那女子跪爬在了地上,身子抖的像是骰子,她用帶著哭腔的語氣說道:“我自幼與舅舅舅母一同長大,偶然的情況下聽說自己與夏府的先主母長得頗為相像,夏府的嫡出女兒又一直養在鄉下,一時鬼迷心竅,起了李代桃僵的主意,我聯絡到了夏府的丫鬟,偷來了玉鐲,又安排人在水中動手腳!這一切都是我鬼迷心竅造成的,求求老爺夫人,求求小姐饒命!”
“碰碰”的巨響,女子使勁的在地上撞起頭來,額頭上紅腫的一大塊,鮮血順著臉頰滑落。
那一張清純可人的臉,算是徹底的毀了。
“胡說八道!”白傾顏圍著女子轉圈圈,絲毫沒有要同情她的意思,你既能聯絡到府中的丫鬟,說明肯定有人幫助你牽線搭橋,你還能想到滴血認親,在水中提前做手腳,你怎麼知道迎春會提出滴血認親來,莫非迎春是你在府中的內應嗎?”

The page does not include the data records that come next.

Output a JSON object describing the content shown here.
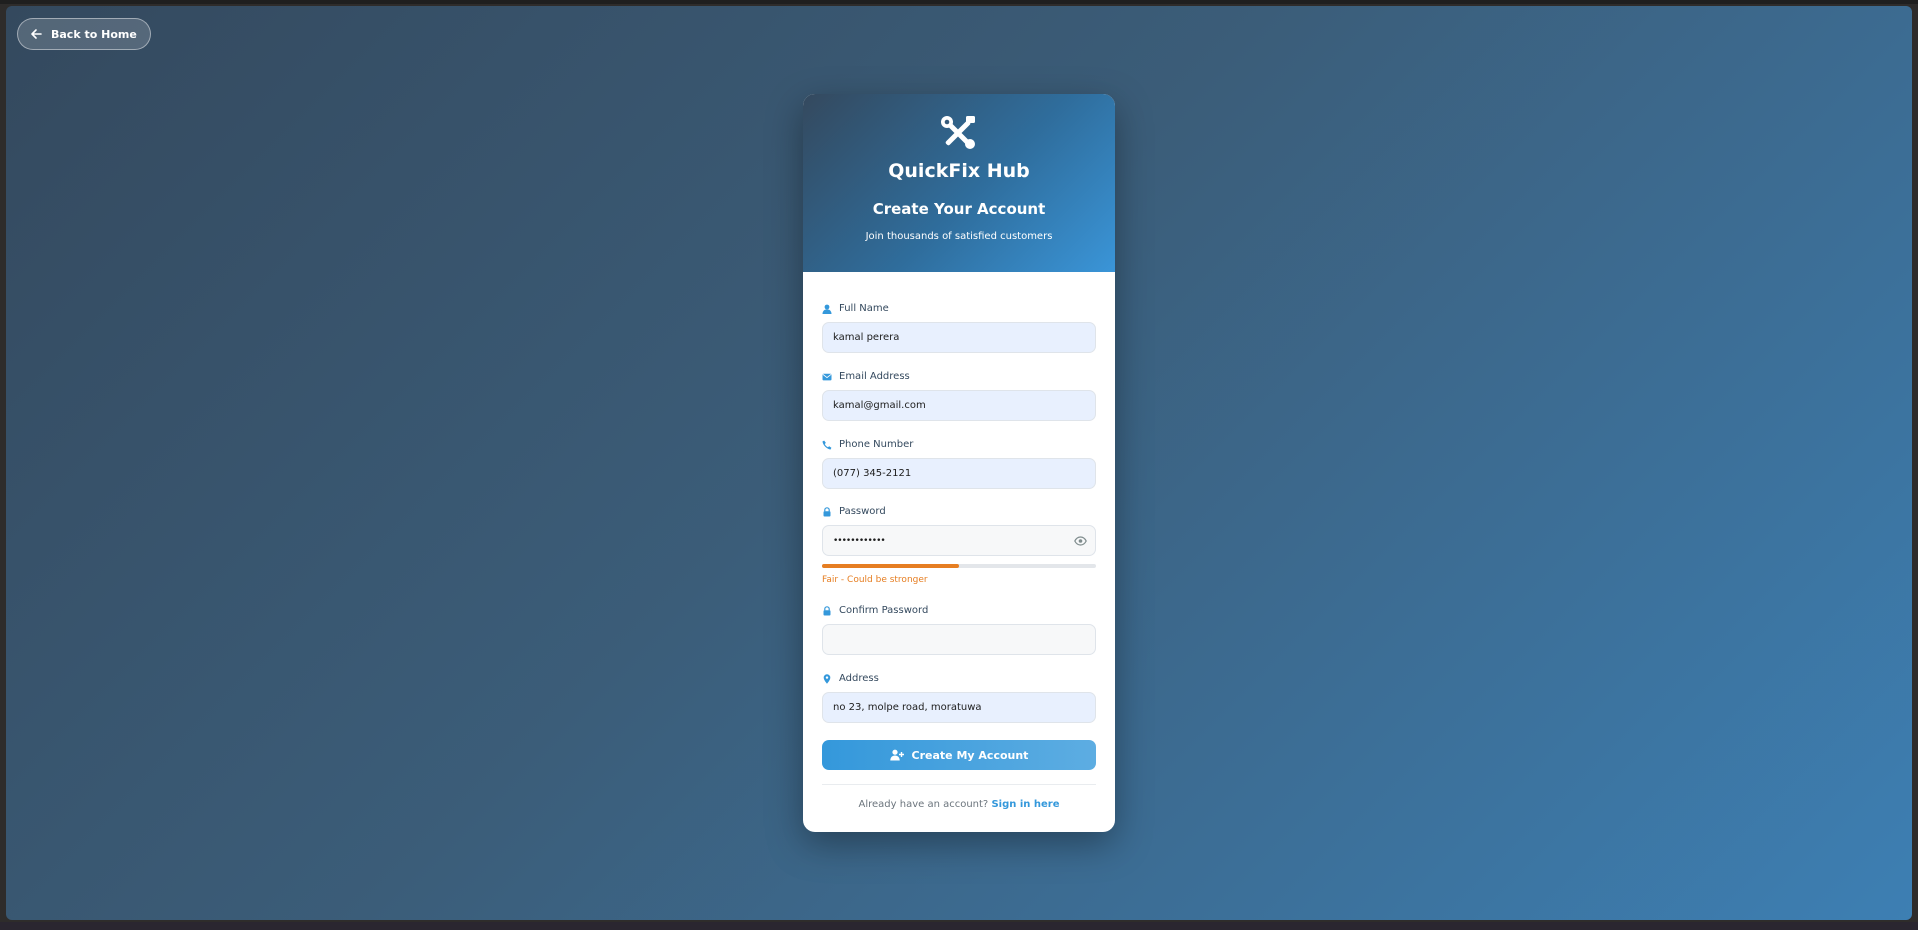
{
  "nav": {
    "back_label": "Back to Home"
  },
  "header": {
    "brand": "QuickFix Hub",
    "title": "Create Your Account",
    "subtitle": "Join thousands of satisfied customers",
    "logo_icon": "tools-icon"
  },
  "form": {
    "full_name": {
      "label": "Full Name",
      "value": "kamal perera",
      "icon": "user-icon"
    },
    "email": {
      "label": "Email Address",
      "value": "kamal@gmail.com",
      "icon": "envelope-icon"
    },
    "phone": {
      "label": "Phone Number",
      "value": "(077) 345-2121",
      "icon": "phone-icon"
    },
    "password": {
      "label": "Password",
      "value": "••••••••••••",
      "icon": "lock-icon",
      "toggle_icon": "eye-icon"
    },
    "strength": {
      "level": 0.5,
      "text": "Fair - Could be stronger",
      "color": "#e67e22"
    },
    "confirm_password": {
      "label": "Confirm Password",
      "value": "",
      "icon": "lock-icon"
    },
    "address": {
      "label": "Address",
      "value": "no 23, molpe road, moratuwa",
      "icon": "map-marker-icon"
    },
    "submit_label": "Create My Account",
    "submit_icon": "user-plus-icon"
  },
  "footer": {
    "prompt": "Already have an account?",
    "link": "Sign in here"
  },
  "colors": {
    "accent": "#3498db",
    "header_dark": "#34495e",
    "warning": "#e67e22"
  }
}
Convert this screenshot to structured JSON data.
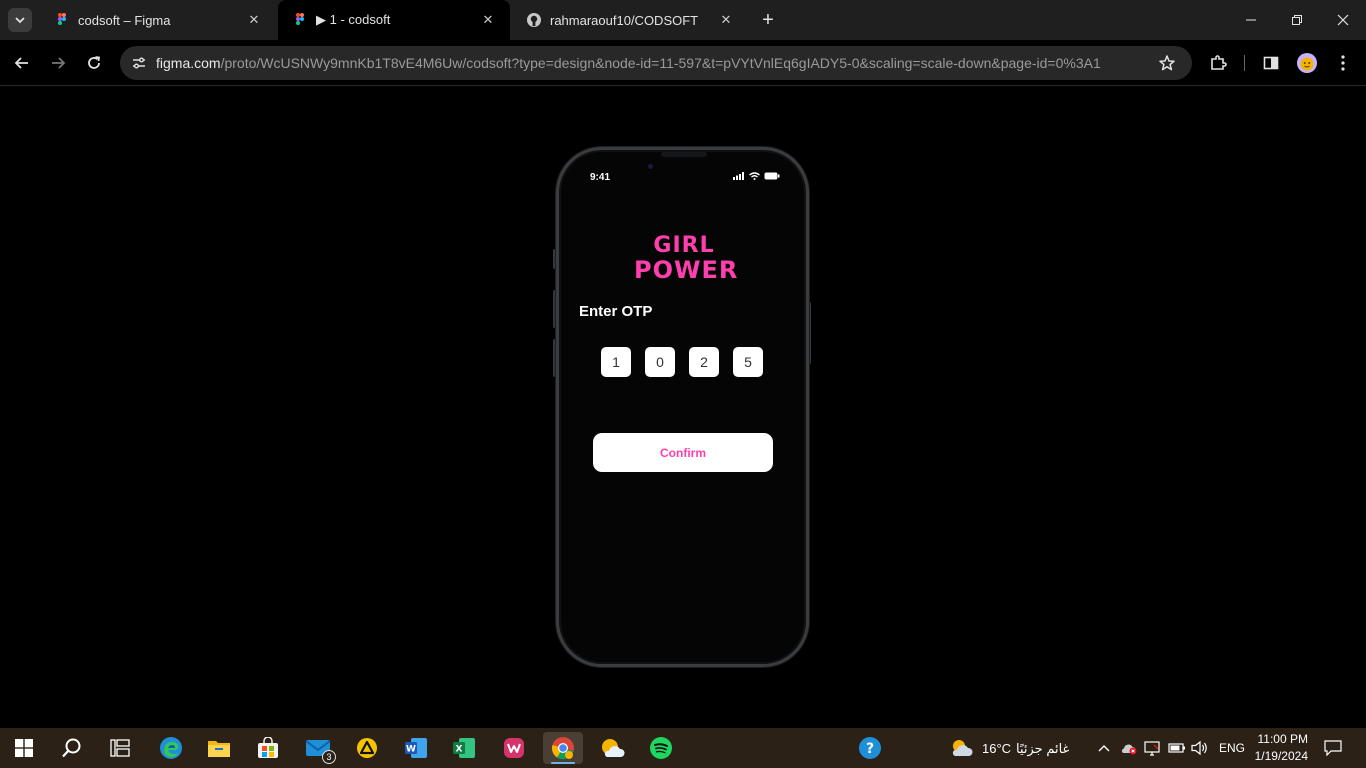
{
  "browser": {
    "tabs": [
      {
        "title": "codsoft – Figma",
        "icon": "figma-icon",
        "active": false
      },
      {
        "title": "▶ 1 - codsoft",
        "icon": "figma-icon",
        "active": true
      },
      {
        "title": "rahmaraouf10/CODSOFT",
        "icon": "github-icon",
        "active": false
      }
    ],
    "url_host": "figma.com",
    "url_path": "/proto/WcUSNWy9mnKb1T8vE4M6Uw/codsoft?type=design&node-id=11-597&t=pVYtVnlEq6gIADY5-0&scaling=scale-down&page-id=0%3A1"
  },
  "phone": {
    "status_time": "9:41",
    "logo_line1": "GIRL",
    "logo_line2": "POWER",
    "otp_title": "Enter OTP",
    "otp_digits": [
      "1",
      "0",
      "2",
      "5"
    ],
    "confirm_label": "Confirm",
    "accent_color": "#ff3fae"
  },
  "taskbar": {
    "mail_badge": "3",
    "weather_temp": "16°C",
    "weather_text": "غائم جزئيًا",
    "language": "ENG",
    "time": "11:00 PM",
    "date": "1/19/2024"
  }
}
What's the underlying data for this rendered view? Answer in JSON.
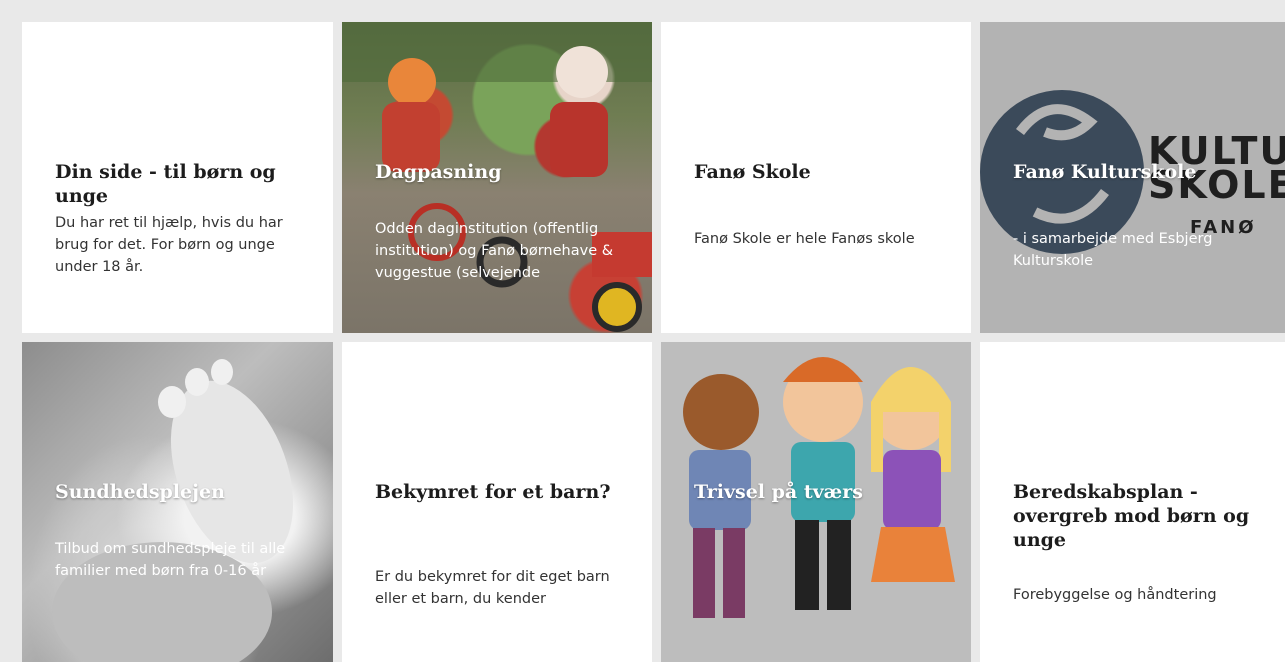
{
  "tiles": [
    {
      "title": "Din side - til børn og unge",
      "text": "Du har ret til hjælp, hvis du har brug for det. For børn og unge under 18 år."
    },
    {
      "title": "Dagpasning",
      "text": "Odden daginstitution (offentlig institution) og Fanø børnehave & vuggestue (selvejende"
    },
    {
      "title": "Fanø Skole",
      "text": "Fanø Skole er hele Fanøs skole"
    },
    {
      "title": "Fanø Kulturskole",
      "text": "- i samarbejde med Esbjerg Kulturskole"
    },
    {
      "title": "Sundhedsplejen",
      "text": "Tilbud om sundhedspleje til alle familier med børn fra 0-16 år"
    },
    {
      "title": "Bekymret for et barn?",
      "text": "Er du bekymret for dit eget barn eller et barn, du kender"
    },
    {
      "title": "Trivsel på tværs",
      "text": ""
    },
    {
      "title": "Beredskabsplan - overgreb mod børn og unge",
      "text": "Forebyggelse og håndtering"
    }
  ],
  "logo": {
    "line1": "KULTUR",
    "line2": "SKOLEN",
    "sub": "FANØ"
  }
}
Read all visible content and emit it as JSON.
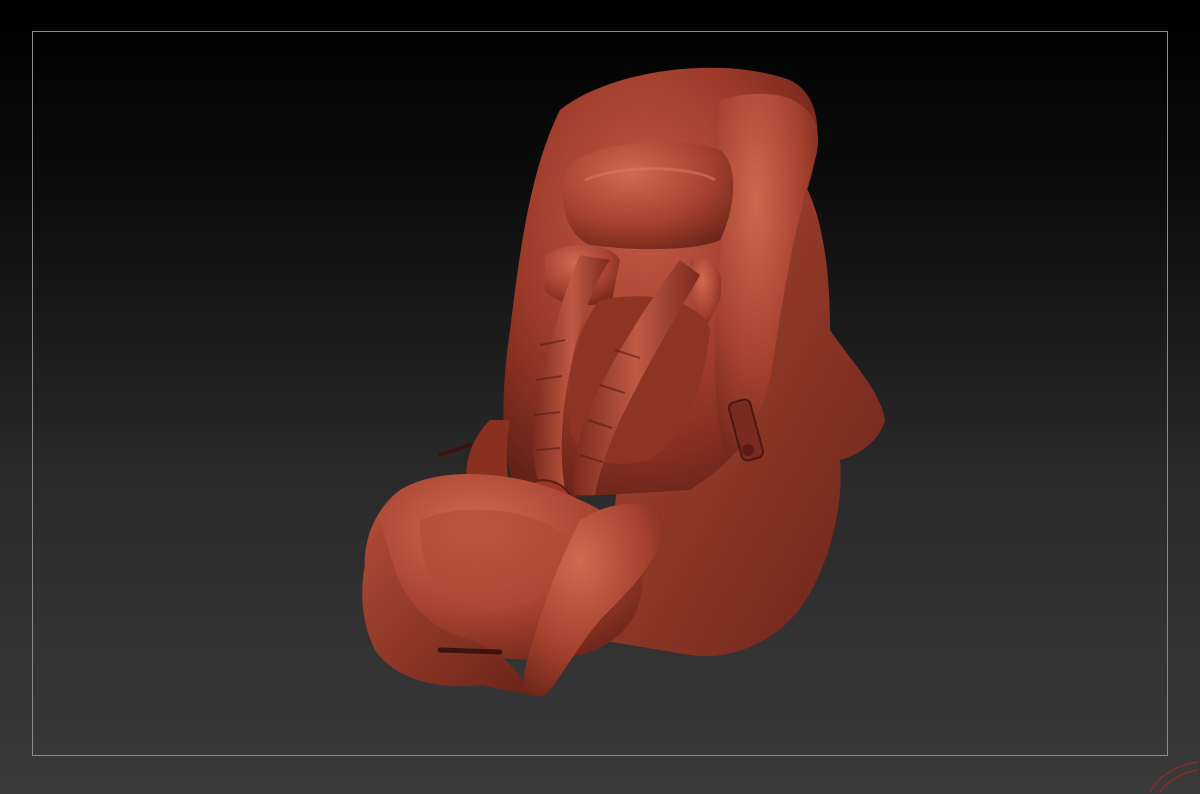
{
  "viewport": {
    "model": {
      "name": "car-seat-sculpt",
      "material_color": "#a8402e",
      "highlight_color": "#d9705a",
      "shadow_color": "#5a1c14"
    }
  }
}
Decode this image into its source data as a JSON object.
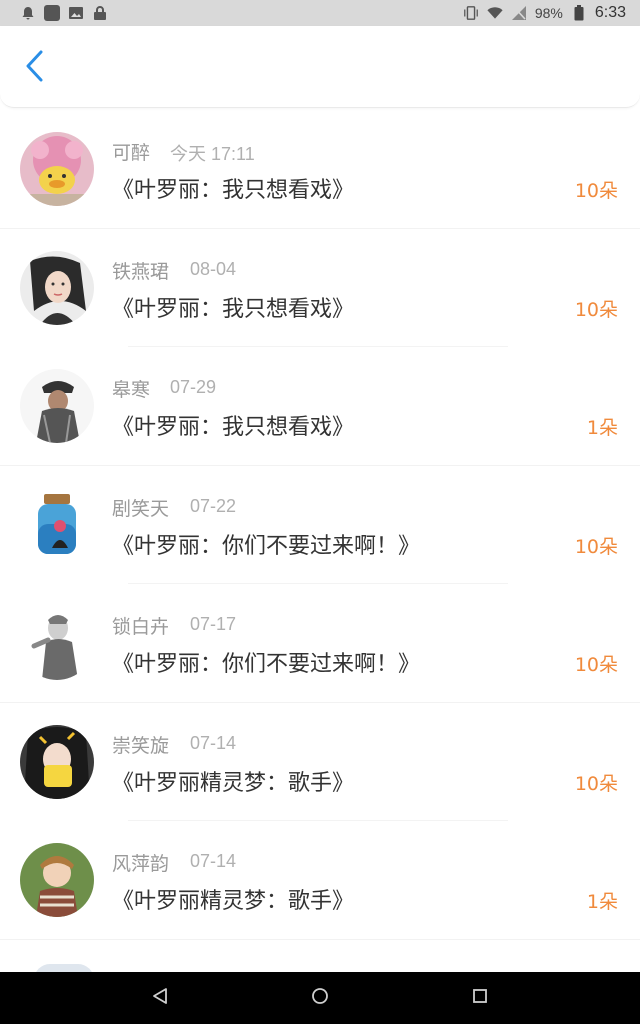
{
  "status_bar": {
    "battery": "98%",
    "time": "6:33"
  },
  "header": {
    "back_icon": "chevron-left-icon",
    "accent": "#2a8ee6"
  },
  "colors": {
    "count": "#f08a3c",
    "name": "#9a9a9a",
    "title": "#333333"
  },
  "gifts": [
    {
      "name": "可醉",
      "date": "今天 17:11",
      "title": "《叶罗丽：我只想看戏》",
      "count": "10朵"
    },
    {
      "name": "铁燕珺",
      "date": "08-04",
      "title": "《叶罗丽：我只想看戏》",
      "count": "10朵"
    },
    {
      "name": "皋寒",
      "date": "07-29",
      "title": "《叶罗丽：我只想看戏》",
      "count": "1朵"
    },
    {
      "name": "剧笑天",
      "date": "07-22",
      "title": "《叶罗丽：你们不要过来啊！》",
      "count": "10朵"
    },
    {
      "name": "锁白卉",
      "date": "07-17",
      "title": "《叶罗丽：你们不要过来啊！》",
      "count": "10朵"
    },
    {
      "name": "崇笑旋",
      "date": "07-14",
      "title": "《叶罗丽精灵梦：歌手》",
      "count": "10朵"
    },
    {
      "name": "风萍韵",
      "date": "07-14",
      "title": "《叶罗丽精灵梦：歌手》",
      "count": "1朵"
    }
  ],
  "nav": {
    "back_icon": "triangle-back-icon",
    "home_icon": "circle-home-icon",
    "recents_icon": "square-recents-icon"
  }
}
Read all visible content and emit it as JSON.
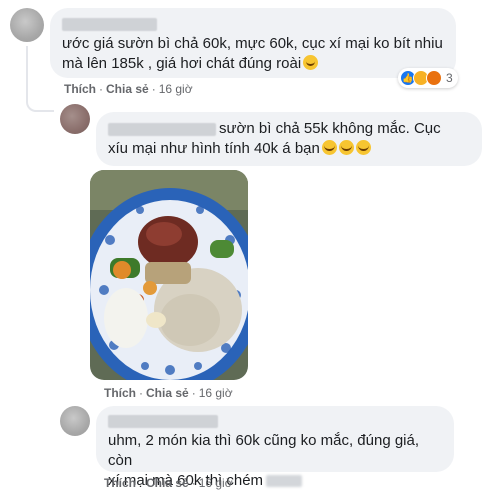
{
  "comments": [
    {
      "text": "ước giá sườn bì chả 60k, mực 60k, cục xí mại ko bít nhiu mà lên 185k , giá hơi chát đúng roài",
      "actions": {
        "like": "Thích",
        "share": "Chia sẻ",
        "time": "16 giờ"
      },
      "reactions": {
        "icons": [
          "like-icon",
          "haha-icon",
          "angry-icon"
        ],
        "count": "3"
      }
    },
    {
      "text_first": "sườn bì chả 55k không mắc. Cục",
      "text_second": "xíu mại như hình tính 40k á bạn",
      "actions": {
        "like": "Thích",
        "share": "Chia sẻ",
        "time": "16 giờ"
      }
    },
    {
      "text_first": "uhm, 2 món kia thì 60k cũng ko mắc, đúng giá, còn",
      "text_second": "xí mại mà 60k thì chém",
      "actions": {
        "like": "Thích",
        "share": "Chia sẻ",
        "time": "16 giờ"
      }
    }
  ],
  "colors": {
    "bubble": "#f0f2f5",
    "meta": "#65676b",
    "like": "#1877f2"
  }
}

迎春嚇得跪倒在地,連連懇求道:“小姐冤枉奴婢了,既然是要認親,滴血肯定是都能想到的,奴婢覺得這是巧合,一切都是巧合,奴婢冤枉,奴婢冤枉!”
蔣瑗現在像是動了惻隱之心,抬起袖子轉身對夏簫玉說道:“老爺,迎春這丫頭一直都是跟在我身邊的,一直規矩聽話,絕對不可能做出這種事情!”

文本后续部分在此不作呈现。